After two decades and a deck of 65 slides, Paul Vallee finally got around to holding the first official product launch in his Ottawa company’s 20-year history.

That product is an analytics-as-a-service (AaaS) offering with the catchy yet cheeky name of Kick AaaS.

“You’re about to witness our first ever real product launch,” CEO Vallee told the crowd at a recent event held in New York by his IT services firm, Pythian.

Although a fellow Pythian exec revealed Vallee had actually started out with 200 slides for his keynote, the CEO managed to whittle that down to 65 slides before he took to the podium.

Pythian CEO Paul Vallee. (Image: YouTube)

Once he got up there, Vallee outlined Kick AaaS as a cloud-based, fully managed data analytics service. Built on open source, the platform integrates data from both private and public data sources. Users can flavour the mix with machine learning by opting for a ‘bring-your-own-data scientists’ approach or dipping into Pythian’s ML services.

For security, Kick AaaS encrypts data right at the initial ingestion phase.

“As we ingest customer data, it can be encrypted at rest with complete key segregation. (It) means that we will not have the keys to confidential data, only your users will,” Vallee said.

Besides allowing users to deal with large volumes of data – and scale their AaaS program up or down as their needs evolve – Vallee said running the solution in the cloud is “a fraction of the cost” of on-premise data warehousing and analytics.

According to a product spec sheet, Kick AaaS is available in Google Cloud Platform, Amazon Web Services and Microsoft Azure. Under a standard Kick AaaS subscription, a maximum of three data sources can be integrated into a data hub and hosted in the cloud. Pythian develops and implements up to three analytics use cases, then translates them into visualizations so they can be interpreted more easily.

Self-service in high demand

UX (user experience) is one of the hottest trends in analytics, as enterprises clamor for self-service solutions that are easy enough for line of business managers to use with little or no IT department help.

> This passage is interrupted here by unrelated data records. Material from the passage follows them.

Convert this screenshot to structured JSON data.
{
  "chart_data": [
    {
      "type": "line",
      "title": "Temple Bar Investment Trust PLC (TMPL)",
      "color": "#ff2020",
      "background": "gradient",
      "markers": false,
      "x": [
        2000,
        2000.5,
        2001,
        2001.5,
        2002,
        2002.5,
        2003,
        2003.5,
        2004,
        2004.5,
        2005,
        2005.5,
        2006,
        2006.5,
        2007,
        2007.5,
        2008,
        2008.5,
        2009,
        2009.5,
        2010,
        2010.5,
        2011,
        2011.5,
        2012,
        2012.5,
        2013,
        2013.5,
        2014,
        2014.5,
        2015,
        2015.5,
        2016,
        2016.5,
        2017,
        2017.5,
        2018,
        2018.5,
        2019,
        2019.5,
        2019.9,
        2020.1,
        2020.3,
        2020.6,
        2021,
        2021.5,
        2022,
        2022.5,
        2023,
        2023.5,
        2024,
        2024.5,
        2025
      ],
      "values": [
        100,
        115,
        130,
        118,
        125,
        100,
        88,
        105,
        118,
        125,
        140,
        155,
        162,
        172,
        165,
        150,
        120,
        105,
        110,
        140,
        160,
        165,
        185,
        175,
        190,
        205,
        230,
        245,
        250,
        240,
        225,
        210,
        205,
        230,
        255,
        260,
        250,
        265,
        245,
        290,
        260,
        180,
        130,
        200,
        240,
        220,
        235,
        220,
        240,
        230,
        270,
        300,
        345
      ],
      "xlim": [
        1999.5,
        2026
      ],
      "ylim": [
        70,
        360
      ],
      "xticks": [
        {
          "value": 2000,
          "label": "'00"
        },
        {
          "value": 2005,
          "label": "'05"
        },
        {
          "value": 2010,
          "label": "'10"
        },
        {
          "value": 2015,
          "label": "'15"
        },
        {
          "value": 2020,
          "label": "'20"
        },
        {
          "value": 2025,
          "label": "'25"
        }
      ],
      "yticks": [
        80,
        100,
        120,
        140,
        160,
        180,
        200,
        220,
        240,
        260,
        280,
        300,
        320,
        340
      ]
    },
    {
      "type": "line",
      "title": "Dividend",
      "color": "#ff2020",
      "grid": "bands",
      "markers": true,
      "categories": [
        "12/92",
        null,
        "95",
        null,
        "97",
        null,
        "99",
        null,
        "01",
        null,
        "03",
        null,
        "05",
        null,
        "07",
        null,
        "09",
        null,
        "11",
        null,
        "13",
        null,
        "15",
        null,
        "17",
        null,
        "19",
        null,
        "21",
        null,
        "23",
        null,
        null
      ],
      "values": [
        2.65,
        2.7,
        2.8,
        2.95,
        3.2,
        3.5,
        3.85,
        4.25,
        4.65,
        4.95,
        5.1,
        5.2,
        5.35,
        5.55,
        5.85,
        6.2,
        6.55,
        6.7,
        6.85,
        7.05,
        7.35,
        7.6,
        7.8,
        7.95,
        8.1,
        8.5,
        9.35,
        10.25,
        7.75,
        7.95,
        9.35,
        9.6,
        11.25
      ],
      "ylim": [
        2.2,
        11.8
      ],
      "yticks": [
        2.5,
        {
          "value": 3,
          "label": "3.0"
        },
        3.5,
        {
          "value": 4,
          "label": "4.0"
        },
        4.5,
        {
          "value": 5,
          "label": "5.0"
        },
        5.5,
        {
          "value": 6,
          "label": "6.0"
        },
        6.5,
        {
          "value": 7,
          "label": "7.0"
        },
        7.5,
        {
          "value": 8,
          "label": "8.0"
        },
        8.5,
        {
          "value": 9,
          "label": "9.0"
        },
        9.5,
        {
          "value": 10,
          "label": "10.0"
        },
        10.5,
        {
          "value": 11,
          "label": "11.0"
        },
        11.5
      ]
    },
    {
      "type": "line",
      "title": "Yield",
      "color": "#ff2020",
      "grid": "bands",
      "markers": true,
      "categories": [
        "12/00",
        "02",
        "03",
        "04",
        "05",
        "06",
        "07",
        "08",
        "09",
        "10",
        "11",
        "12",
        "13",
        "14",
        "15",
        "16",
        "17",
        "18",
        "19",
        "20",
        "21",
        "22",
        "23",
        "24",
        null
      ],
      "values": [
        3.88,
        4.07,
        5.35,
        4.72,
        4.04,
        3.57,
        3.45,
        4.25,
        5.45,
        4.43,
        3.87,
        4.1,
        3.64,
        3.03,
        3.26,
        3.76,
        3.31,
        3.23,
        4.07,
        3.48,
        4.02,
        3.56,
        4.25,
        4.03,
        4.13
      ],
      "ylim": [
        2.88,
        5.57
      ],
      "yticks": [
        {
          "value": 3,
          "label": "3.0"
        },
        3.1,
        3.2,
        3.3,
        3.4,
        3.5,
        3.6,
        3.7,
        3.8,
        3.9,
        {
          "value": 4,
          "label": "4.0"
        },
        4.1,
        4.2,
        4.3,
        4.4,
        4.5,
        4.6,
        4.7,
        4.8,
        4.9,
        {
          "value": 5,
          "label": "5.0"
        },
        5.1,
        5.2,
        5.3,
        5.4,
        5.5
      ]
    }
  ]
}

Gartner Research noted in a February report that various business intelligence (BI) and analytics platforms have “emerged in the last few years to meet new organizational requirements for accessibility, agility and deeper analytical insight, shifting the market from IT-led, system-of-record reporting to business-led, agile analytics, including self-service.”

Gartner predicts that by 2020, 80 per cent of all enterprise reporting will be based on self-service BI and analytics platforms.

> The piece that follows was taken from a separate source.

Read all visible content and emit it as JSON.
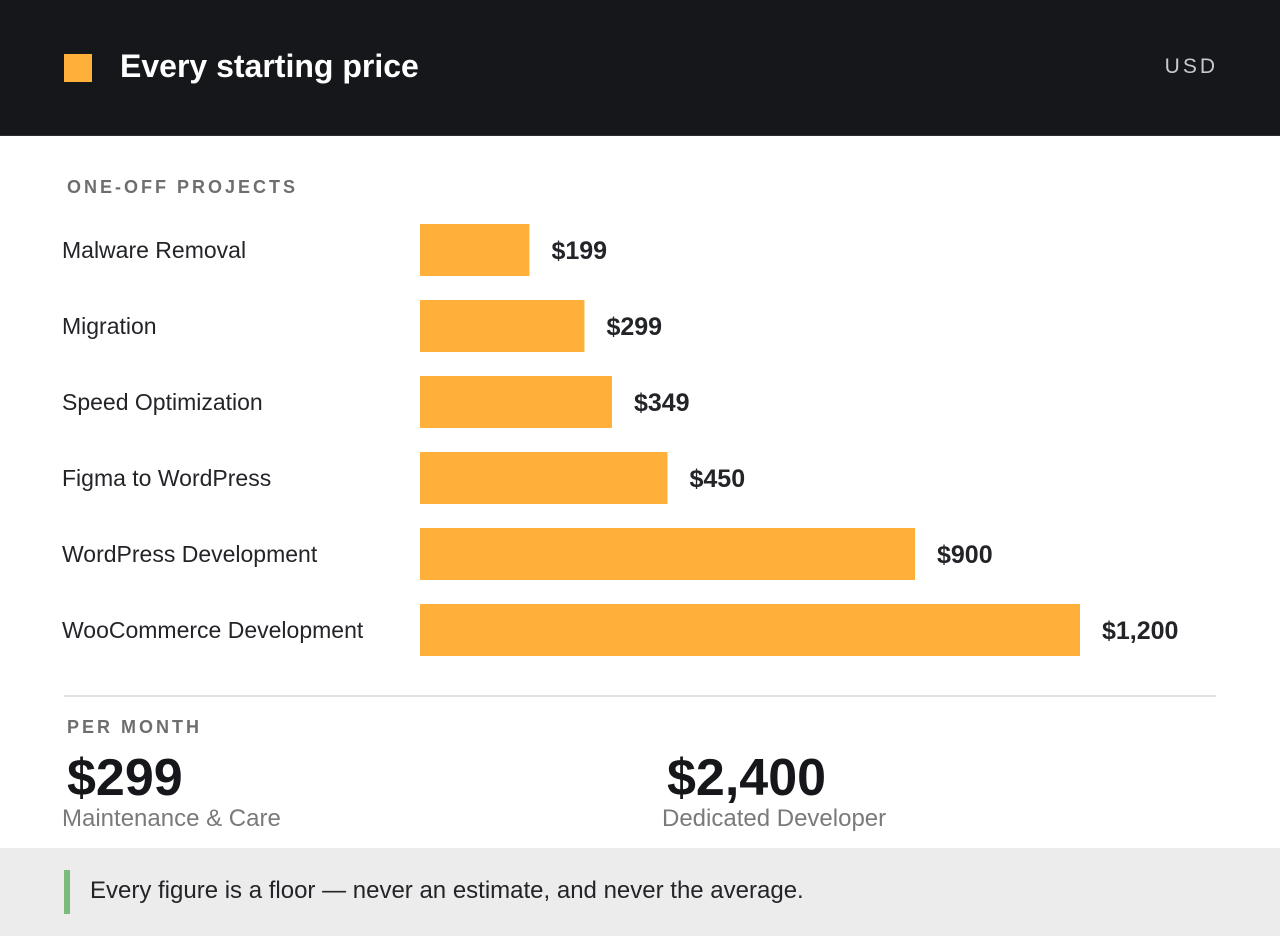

Pythian’s Ottawa office, one of six worldwide.

While Pythian’s website describes Kick AaaS as a “fully managed and supported system,” it also says the platform “enables self-service analytics for both technical and business users.”

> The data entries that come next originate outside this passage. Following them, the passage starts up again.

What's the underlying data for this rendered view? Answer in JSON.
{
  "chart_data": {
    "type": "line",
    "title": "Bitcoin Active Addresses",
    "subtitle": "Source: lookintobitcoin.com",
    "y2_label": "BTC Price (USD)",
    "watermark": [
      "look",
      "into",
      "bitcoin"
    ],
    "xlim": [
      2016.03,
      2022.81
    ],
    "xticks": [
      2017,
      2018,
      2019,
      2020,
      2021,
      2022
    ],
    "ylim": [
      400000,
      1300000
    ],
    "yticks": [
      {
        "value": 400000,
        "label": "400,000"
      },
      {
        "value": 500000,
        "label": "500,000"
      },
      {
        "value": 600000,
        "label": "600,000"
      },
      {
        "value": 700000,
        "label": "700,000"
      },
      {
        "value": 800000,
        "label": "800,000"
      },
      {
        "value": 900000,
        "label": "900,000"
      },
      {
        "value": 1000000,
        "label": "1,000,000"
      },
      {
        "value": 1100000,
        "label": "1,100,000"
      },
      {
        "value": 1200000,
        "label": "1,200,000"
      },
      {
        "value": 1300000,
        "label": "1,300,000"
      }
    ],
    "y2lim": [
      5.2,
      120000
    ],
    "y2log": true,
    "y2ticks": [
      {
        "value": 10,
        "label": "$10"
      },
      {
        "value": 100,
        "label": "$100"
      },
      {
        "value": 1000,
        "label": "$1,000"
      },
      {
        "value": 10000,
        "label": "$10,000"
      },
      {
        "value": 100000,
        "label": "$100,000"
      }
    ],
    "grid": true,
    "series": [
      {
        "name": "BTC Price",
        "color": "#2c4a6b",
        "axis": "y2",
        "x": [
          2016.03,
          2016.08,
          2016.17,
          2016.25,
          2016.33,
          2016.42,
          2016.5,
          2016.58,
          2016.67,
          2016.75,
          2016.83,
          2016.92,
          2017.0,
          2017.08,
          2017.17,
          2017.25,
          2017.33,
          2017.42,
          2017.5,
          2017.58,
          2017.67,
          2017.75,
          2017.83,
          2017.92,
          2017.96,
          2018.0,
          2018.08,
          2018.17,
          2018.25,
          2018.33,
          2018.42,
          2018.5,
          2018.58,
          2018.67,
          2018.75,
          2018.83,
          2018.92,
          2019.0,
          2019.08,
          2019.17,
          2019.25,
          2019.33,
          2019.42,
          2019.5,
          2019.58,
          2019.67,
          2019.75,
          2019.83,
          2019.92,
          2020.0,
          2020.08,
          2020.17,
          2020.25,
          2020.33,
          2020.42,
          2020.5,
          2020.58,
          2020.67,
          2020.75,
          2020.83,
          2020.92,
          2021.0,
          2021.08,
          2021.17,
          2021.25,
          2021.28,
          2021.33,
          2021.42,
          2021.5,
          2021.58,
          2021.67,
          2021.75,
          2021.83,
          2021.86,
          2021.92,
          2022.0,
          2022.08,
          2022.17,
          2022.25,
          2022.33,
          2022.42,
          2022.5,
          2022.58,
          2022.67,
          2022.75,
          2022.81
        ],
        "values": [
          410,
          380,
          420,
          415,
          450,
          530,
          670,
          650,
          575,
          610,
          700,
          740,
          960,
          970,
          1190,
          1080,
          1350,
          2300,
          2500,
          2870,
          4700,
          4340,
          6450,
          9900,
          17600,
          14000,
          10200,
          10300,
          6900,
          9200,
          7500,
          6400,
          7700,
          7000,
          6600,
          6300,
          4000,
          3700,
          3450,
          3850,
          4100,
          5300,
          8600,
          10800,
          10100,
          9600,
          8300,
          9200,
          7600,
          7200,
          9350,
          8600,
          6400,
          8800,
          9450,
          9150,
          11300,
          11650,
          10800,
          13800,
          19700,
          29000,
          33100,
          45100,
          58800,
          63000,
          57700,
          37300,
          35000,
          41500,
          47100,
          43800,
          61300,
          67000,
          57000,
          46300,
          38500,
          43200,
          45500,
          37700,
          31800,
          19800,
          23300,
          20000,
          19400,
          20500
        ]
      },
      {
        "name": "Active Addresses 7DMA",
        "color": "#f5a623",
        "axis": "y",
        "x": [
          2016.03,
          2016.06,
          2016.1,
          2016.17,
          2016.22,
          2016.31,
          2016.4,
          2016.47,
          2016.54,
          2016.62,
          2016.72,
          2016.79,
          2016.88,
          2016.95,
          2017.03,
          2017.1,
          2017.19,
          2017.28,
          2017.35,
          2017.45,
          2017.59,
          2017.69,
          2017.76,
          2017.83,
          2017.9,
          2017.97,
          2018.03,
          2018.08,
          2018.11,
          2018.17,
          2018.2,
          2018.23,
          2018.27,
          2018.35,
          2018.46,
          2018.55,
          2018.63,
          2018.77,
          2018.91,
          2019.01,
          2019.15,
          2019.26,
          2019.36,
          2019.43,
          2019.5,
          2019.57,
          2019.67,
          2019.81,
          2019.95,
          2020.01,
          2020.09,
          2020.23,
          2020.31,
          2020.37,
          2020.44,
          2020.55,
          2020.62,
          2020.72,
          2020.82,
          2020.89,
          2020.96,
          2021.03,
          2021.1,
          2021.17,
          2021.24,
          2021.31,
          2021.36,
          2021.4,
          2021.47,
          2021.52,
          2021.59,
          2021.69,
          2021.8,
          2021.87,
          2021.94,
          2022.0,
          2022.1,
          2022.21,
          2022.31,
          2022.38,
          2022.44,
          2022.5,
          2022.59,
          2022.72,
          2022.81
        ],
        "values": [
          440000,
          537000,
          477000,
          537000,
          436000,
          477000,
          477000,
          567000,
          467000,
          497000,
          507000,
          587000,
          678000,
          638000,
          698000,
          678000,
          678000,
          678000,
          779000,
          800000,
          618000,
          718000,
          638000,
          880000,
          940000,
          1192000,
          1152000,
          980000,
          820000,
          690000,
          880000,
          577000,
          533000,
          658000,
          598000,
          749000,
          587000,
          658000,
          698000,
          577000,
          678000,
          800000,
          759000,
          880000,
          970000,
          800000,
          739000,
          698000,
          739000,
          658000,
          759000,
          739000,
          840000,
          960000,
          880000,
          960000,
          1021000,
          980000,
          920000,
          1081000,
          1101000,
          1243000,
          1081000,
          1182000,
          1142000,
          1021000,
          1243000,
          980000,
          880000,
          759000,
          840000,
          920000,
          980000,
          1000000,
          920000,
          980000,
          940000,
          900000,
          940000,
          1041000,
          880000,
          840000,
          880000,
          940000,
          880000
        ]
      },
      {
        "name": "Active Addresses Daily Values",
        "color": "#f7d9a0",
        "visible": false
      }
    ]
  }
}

Kick AaaS is joining a competitive field, since vendors such as IBM, Google, Microsoft and Tableau all offer self-service analytics and/or BI tools.

Pythian celebrates its twentieth anniversary in September. Since it was founded in 1997, the Ottawa company has opened foreign offices in London, New York, San Francisco, Sydney and Hyderabad, India. Today it has more than 400 staff worldwide and a client list that includes Fox Sports, American Apparel and Beats Music.

In 2014, Pythian made its first and only acquisition, buying DevOps and data managed services provider Blackbird.io for an undisclosed amount.